陸上自衛隊第4師団玖珠駐屯地での武器紛失事件に関する報道が、昨日ありました。ようやく、事件に関わったと見られる隊員数名が調査されているという発表がありました。これは発覚後すぐに始まったことが、あとで発表されたということで、調査に時間がかかったことを意味するものではないでしょう。
しかし、鍵の保管など、事件が起きた理由を聞いて驚きました。武器庫の鍵は幹部ではなく、陸曹に管理が任されており、その陸曹は、「常に身につけていること」という規則を守らず、自分の机の引き出しに入れていたというのです。これでは、席を離れた隙に、誰かが鍵を持ち出すことを防げません。銃砲所持者にもまったく同じ義務が課せられており、銃器ロッカーと弾薬ロッカーはできるだけ別々の場所に保管し、鍵は常に携帯すると決められています。また、点検の時にも、銃に触って確認するのを怠っていました。そのせいかは分かりませんが、最後の点検から事件発覚まで数日間経過してしまっています。これでは、いくら駐屯地内を探しても見つからないでしょう。小銃は分解して、手持ち荷物の中に入れて持ち出されたに違いありません。

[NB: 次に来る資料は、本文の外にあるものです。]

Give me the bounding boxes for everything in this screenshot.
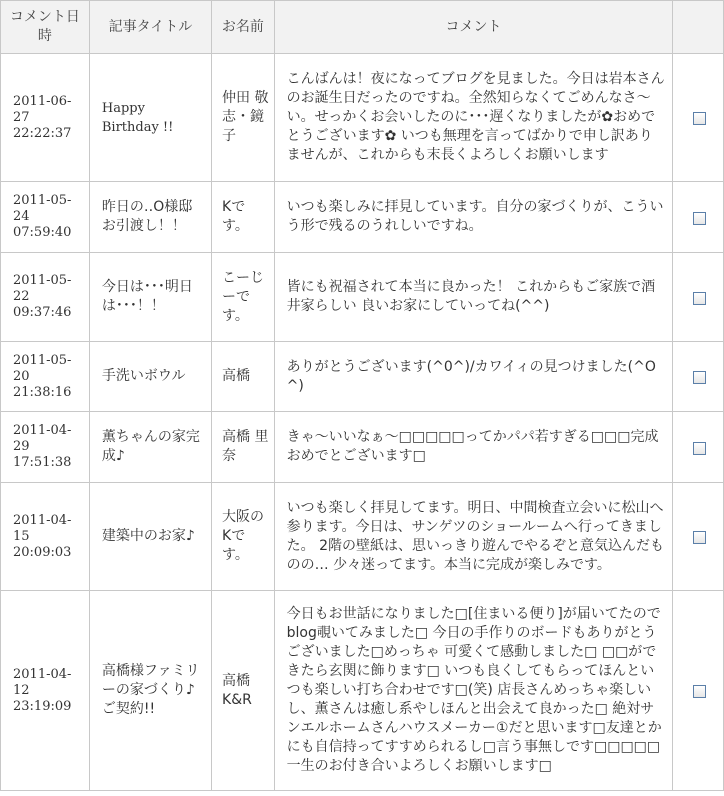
comment-text: 今日もお世話になりました□[住まいる便り]が届いてたのでblog覗いてみました□ 今日の手作りのボードもありがとうございました□めっちゃ 可愛くて感動しました□ □□ができたら玄関に飾ります□ いつも良くしてもらってほんといつも楽しい打ち合わせです□(笑) 店長さんめっちゃ楽しいし、薫さんは癒し系やしほんと出会えて良かった□ 絶対サンエルホームさんハウスメーカー①だと思います□友達とかにも自信持ってすすめられるし□言う事無しです□□□□□ 一生のお付き合いよろしくお願いします□	[274, 591, 673, 791]
comment-text: いつも楽しみに拝見しています。自分の家づくりが、こういう形で残るのうれしいですね。	[274, 182, 673, 253]
select-cell	[673, 412, 724, 483]
select-cell	[673, 591, 724, 791]
select-cell	[673, 483, 724, 591]
header-name: お名前	[212, 1, 275, 54]
table-row	[1, 591, 724, 791]
select-checkbox[interactable]	[693, 371, 706, 384]
comment-text: きゃ〜いいなぁ〜□□□□□ってかパパ若すぎる□□□完成おめでとございます□	[274, 412, 673, 483]
select-checkbox[interactable]	[693, 531, 706, 544]
table-row	[1, 182, 724, 253]
comment-date: 2011-04-29 17:51:38	[1, 412, 90, 483]
comment-text: こんばんは！夜になってブログを見ました。今日は岩本さんのお誕生日だったのですね。全然知らなくてごめんなさ～い。せっかくお会いしたのに･･･遅くなりましたが✿おめでとうございます✿ いつも無理を言ってばかりで申し訳ありませんが、これからも末長くよろしくお願いします	[274, 54, 673, 182]
select-cell	[673, 54, 724, 182]
article-title: 高橋様ファミリーの家づくり♪ ご契約!!	[89, 591, 211, 791]
header-check	[673, 1, 724, 54]
article-title: 建築中のお家♪	[89, 483, 211, 591]
article-title: 手洗いボウル	[89, 342, 211, 412]
comment-date: 2011-05-24 07:59:40	[1, 182, 90, 253]
header-title: 記事タイトル	[89, 1, 211, 54]
header-date: コメント日時	[1, 1, 90, 54]
comment-date: 2011-05-22 09:37:46	[1, 253, 90, 342]
comment-date: 2011-05-20 21:38:16	[1, 342, 90, 412]
select-checkbox[interactable]	[693, 212, 706, 225]
comment-text: ありがとうございます(^0^)/カワイィの見つけました(^O^)	[274, 342, 673, 412]
author-name: こーじーです。	[212, 253, 275, 342]
article-title: Happy Birthday !!	[89, 54, 211, 182]
header-comment: コメント	[274, 1, 673, 54]
header-row	[1, 1, 724, 54]
author-name: 高橋 K&R	[212, 591, 275, 791]
select-cell	[673, 253, 724, 342]
article-title: 昨日の‥O様邸お引渡し！！	[89, 182, 211, 253]
comment-text: 皆にも祝福されて本当に良かった！ これからもご家族で酒井家らしい 良いお家にしていってね(^^)	[274, 253, 673, 342]
comment-date: 2011-06-27 22:22:37	[1, 54, 90, 182]
table-row	[1, 412, 724, 483]
table-row	[1, 253, 724, 342]
article-title: 今日は･･･明日は･･･！！	[89, 253, 211, 342]
comment-date: 2011-04-12 23:19:09	[1, 591, 90, 791]
select-checkbox[interactable]	[693, 685, 706, 698]
author-name: 高橋 里奈	[212, 412, 275, 483]
table-row	[1, 483, 724, 591]
select-cell	[673, 182, 724, 253]
author-name: 高橋	[212, 342, 275, 412]
author-name: Kです。	[212, 182, 275, 253]
table-row	[1, 54, 724, 182]
author-name: 大阪のKです。	[212, 483, 275, 591]
article-title: 薫ちゃんの家完成♪	[89, 412, 211, 483]
select-checkbox[interactable]	[693, 442, 706, 455]
author-name: 仲田 敬志・鏡子	[212, 54, 275, 182]
table-row	[1, 342, 724, 412]
select-cell	[673, 342, 724, 412]
select-checkbox[interactable]	[693, 292, 706, 305]
comment-text: いつも楽しく拝見してます。明日、中間検査立会いに松山へ参ります。今日は、サンゲツのショールームへ行ってきました。 2階の壁紙は、思いっきり遊んでやるぞと意気込んだものの… 少々迷ってます。本当に完成が楽しみです。	[274, 483, 673, 591]
comment-date: 2011-04-15 20:09:03	[1, 483, 90, 591]
select-checkbox[interactable]	[693, 112, 706, 125]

64式小銃の弾丸は銃身内径が7.62mmのNATO弾ですが、特殊な弾ではありません。狩猟用のライフル銃にまったく同じ物があり、.308 ウィンチェスター弾なら64式小銃に使えます。しかし、猟銃所持者なら誰でも買えるわけではありません。銃砲所持免許には所持している銃砲の型を記載した欄と、弾薬の売買欄があり、銃砲店はお客が持っている銃を確認し、適合する弾しか売ってはいけないことになっています。当然、警察は銃砲店や適合する銃を所持している者への聞き込みを行い、最近、大量に弾を購入した者がいないか調べているでしょう。弾が必要になるのは、猟期前のスコープ調整、猟友会の大会、狩猟期間内と決まっていますから、普段、あまり練習しない人が弾を沢山買えば、すぐに目立ってしまうのです。所持するのに最低10年かかるライフル銃の免許や銃砲店の営業許可を取り消されるのと、64式小銃が撃てるという誘惑を比べれば、前者が勝つに決まっていますから、銃砲関係者がこの事件に関わっている可能性は非常に小さいと思います。やはり、気になるのはマニア筋です。非合法に手に入れた弾で射撃を楽しみたいという者が、自衛官を使って盗ませた可能性を考えますね。